Particularly compelling is the concept of umwelt, or understanding how animals use their abilities and senses to interact with the world around them. (De Waal defines umwelt in his book as “an organism’s subjective perceptual world.”
For example, African elephants were for a long time considered unaware of their own self because, unlike their Asian counterparts, they appeared unable to recognize themselves in a mirror. Asian elephants could clearly see they’d been marked with paint, and rubbed and probed the marks only after they saw themselves marked in a mirror. The African elephants, by contrast, simply smashed up the mirrors with their tusks and seemed to pay no mind to their paint markings.
It wasn’t until scientists noted that the African elephants always explored new things by prodding them with their tusks that the scientists decided maybe it was their method of experimentation, not the elephants themselves, that was the problem. They fixed the problem by making mirrors the African elephants couldn’t destroy as they explored them with their tusks. Once the exploration was over, the elephants reacted to their paint markings in the same way as their Asian counterparts.
Once scientists understood the African elephants’ umwelt, the experiment netted the same result.
Might we, then, be better off exploring each others’ umwelts, not assuming, for example, that we all perceive the world in the same way, or in a way that hoes any particular political or societal expectation? Smart people are doing just that. (I’ll also make the distinction that understanding another’s umwelt doesn’t mean we have to agree with it, but understanding it sure helps.)

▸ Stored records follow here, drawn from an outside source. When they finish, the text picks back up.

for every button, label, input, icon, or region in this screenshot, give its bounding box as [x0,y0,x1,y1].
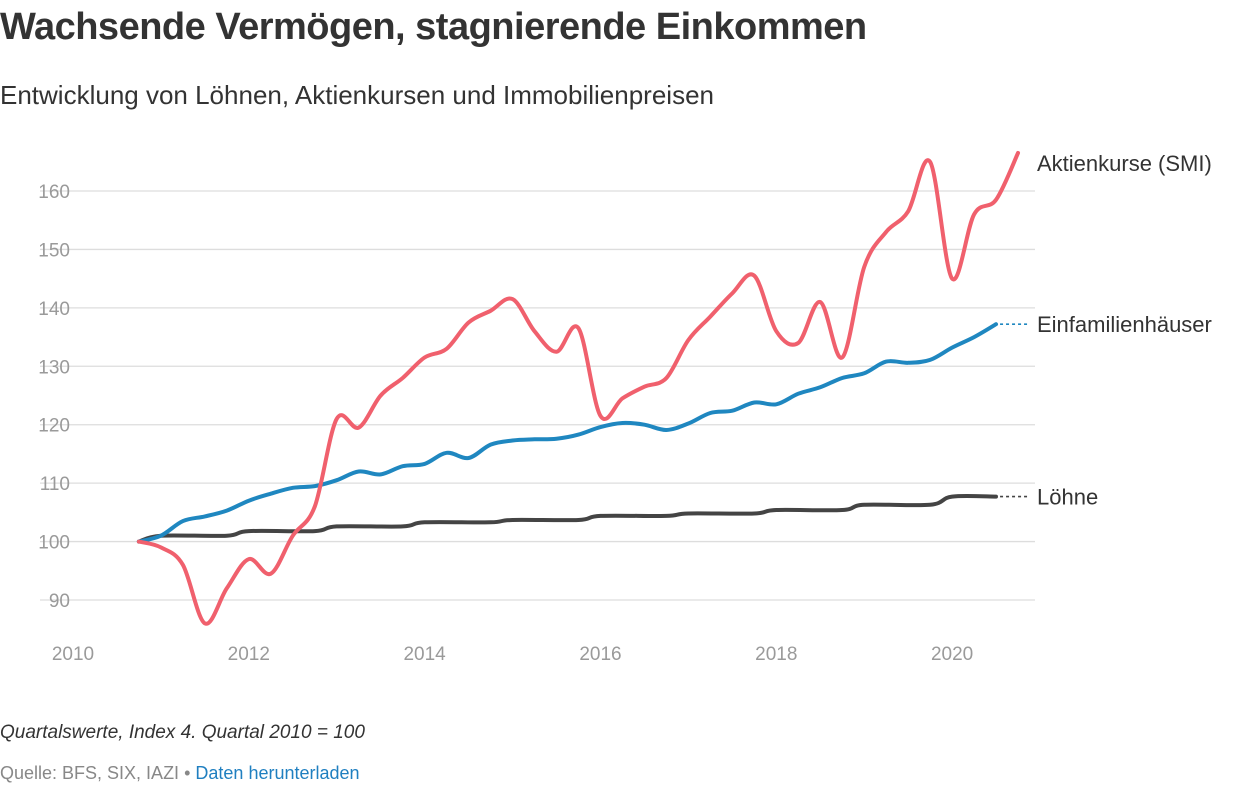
x-tick-2016: 2016 [579,644,621,665]
series-line-haeuser [136,322,998,544]
x-tick-2014: 2014 [403,644,446,665]
series-label-haeuser: Einfamilienhäuser [1037,312,1212,337]
chart-note: Quartalswerte, Index 4. Quartal 2010 = 1… [0,722,365,743]
y-tick-90: 90 [49,591,70,612]
series-label-loehne: Löhne [1037,485,1098,510]
y-tick-140: 140 [38,299,70,320]
series-line-loehne [136,493,998,544]
y-tick-160: 160 [38,182,70,203]
x-tick-2018: 2018 [755,644,797,665]
x-tick-2012: 2012 [228,644,270,665]
series-lines [136,151,1029,626]
y-tick-100: 100 [38,533,70,554]
series-line-aktien [136,151,1020,626]
download-data-link[interactable]: Daten herunterladen [195,763,360,783]
series-labels: Löhne Einfamilienhäuser Aktienkurse (SMI) [1037,151,1212,510]
y-tick-110: 110 [40,474,70,495]
series-label-aktien: Aktienkurse (SMI) [1037,151,1212,176]
y-tick-130: 130 [38,357,70,378]
line-chart: 90 100 110 120 130 140 150 160 2010 2012 2014 2016… [38,151,1212,665]
source-separator: • [184,763,191,783]
y-tick-120: 120 [38,416,70,437]
x-tick-2020: 2020 [931,644,973,665]
y-tick-150: 150 [38,240,70,261]
gridlines [40,190,1035,601]
x-axis-ticks: 2010 2012 2014 2016 2018 2020 [52,644,973,665]
chart-subtitle: Entwicklung von Löhnen, Aktienkursen und… [0,80,714,110]
x-tick-2010: 2010 [52,644,94,665]
chart-title: Wachsende Vermögen, stagnierende Einkomm… [0,6,867,48]
y-axis-ticks: 90 100 110 120 130 140 150 160 [38,182,70,612]
source-text: Quelle: BFS, SIX, IAZI [0,763,180,783]
source-line: Quelle: BFS, SIX, IAZI • Daten herunterl… [0,763,360,784]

This is probably a blinding flash of the obvious, but hey – y’all should be happy another fella has seen this particular light, thanks to de Waal’s book. Terry Pratchett is right that while there are books of magic and magical books, probably the most magic that comes out of books are the explosions they cause inside the readers’ heads.
And I’ll probably take this all too far.
Or not.
Anyhoo, reading de Waal’s book is certainly eye-opening, and not just for the societal benefits. As an anthropomorphic writer, I’m learning things that I can integrate into the books I’m writing, particularly Doleful Creatures. Getting into the umwelt of each creature I write about as characters can certainly help me shape the worlds I’m creating.
One thing confused me about de Waal’s book – maybe it’s my inability on the first read to get into his umwelt. Who is this book written for? I’m half convinced it’s meant for the layman such as myself, but also for the smaller world of de Waal’s compatriots. If for the layman, I might wish de Waal had written in a less meandering style, though that may be part of his use of English as a second language (I have a Dutch father, and I see some Dutch-to-English coming out in de Waal’s writing, much like I heard from Dad).